Practical offensive uses: - Make an upload filter, AV pre-scan, or package validator see a benign file in the CD while the extractor honors a different LFH name/path. - Abuse duplicate names, entries present only in one structure, or ambiguous Unicode path metadata (for example, Info-ZIP Unicode Path Extra Field 0x7075) so different parsers reconstruct different trees. - Combine this with path traversal to turn a "harmless" archive view into a write-primitive during extraction. For the extraction side, see Archive Extraction Path Traversal.

DFIR triage:

# compare Central Directory names against the referenced Local File Header names
import struct, sys
b = open(sys.argv[1], 'rb').read()
lfh = {}
i = 0
while (i := b.find(b'PK\x03\x04', i)) != -1:
    n, e = struct.unpack_from('<HH', b, i + 26)
    lfh[i] = b[i + 30:i + 30 + n].decode('utf-8', 'replace')
    i += 4
i = 0
while (i := b.find(b'PK\x01\x02', i)) != -1:
    n = struct.unpack_from('<H', b, i + 28)[0]
    off = struct.unpack_from('<I', b, i + 42)[0]
    cd = b[i + 46:i + 46 + n].decode('utf-8', 'replace')
    if off in lfh and cd != lfh[off]:
        print(f'NAME_MISMATCH off={off} cd={cd!r} lfh={lfh[off]!r}')
    i += 4

Complement it with:

zipdetails -v suspect.zip | less
zipinfo -v suspect.zip | grep -E "file name|offset|comment"

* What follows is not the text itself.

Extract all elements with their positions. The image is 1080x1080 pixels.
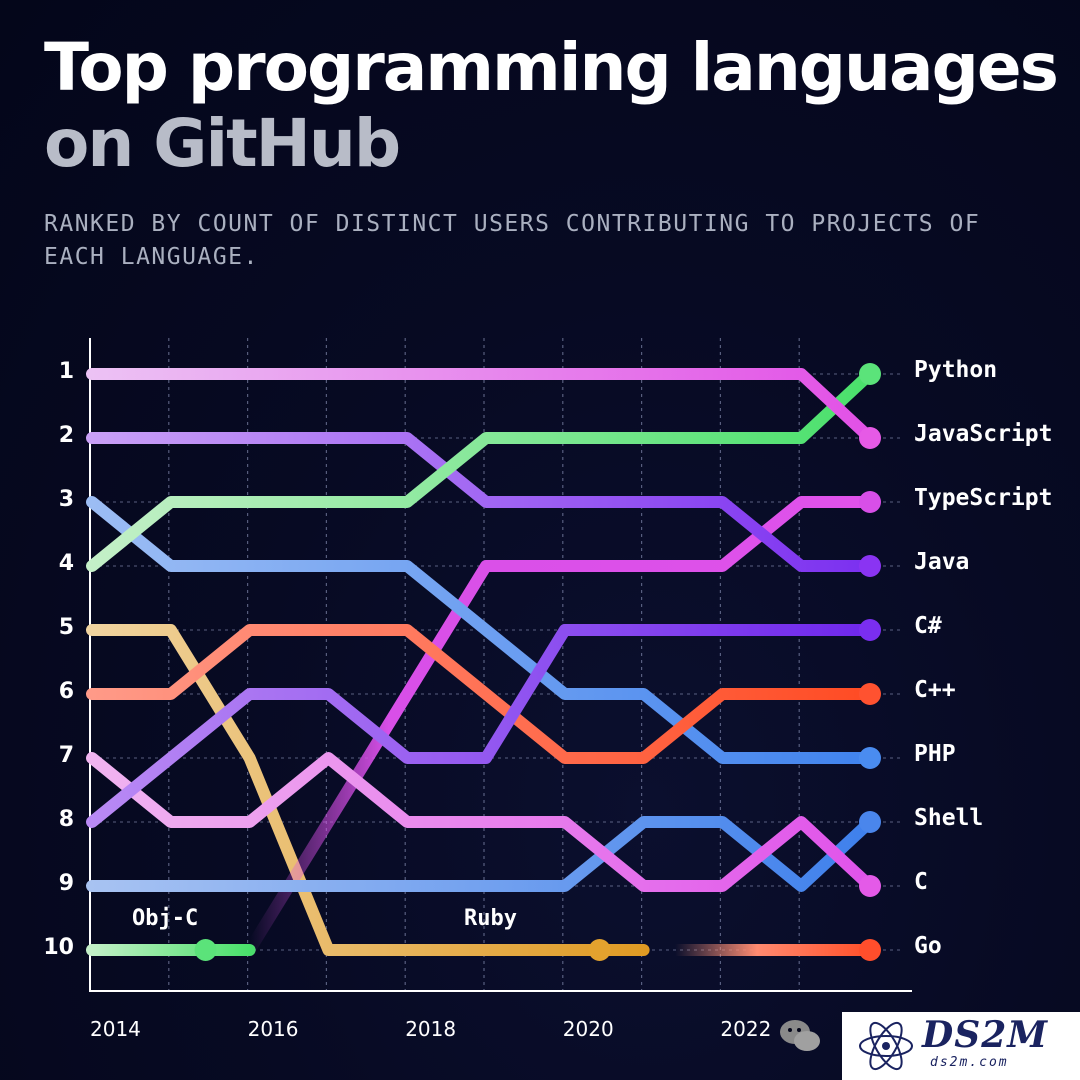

Heuristics: - Reject or isolate archives with mismatched LFH/CD names, duplicate filenames, multiple EOCD records, or trailing bytes after the final EOCD. - Treat ZIPs using unusual Unicode-path extra fields or inconsistent comments as suspicious if different tools disagree on the extracted tree. - If analysis matters more than preserving the original bytes, repackage the archive with a strict parser after extraction in a sandbox and compare the resulting file list to the original metadata.

This matters beyond package ecosystems: the same ambiguity class can hide payloads from mail gateways, static scanners, and custom ingestion pipelines that "peek" at ZIP contents before a different extractor handles the archive.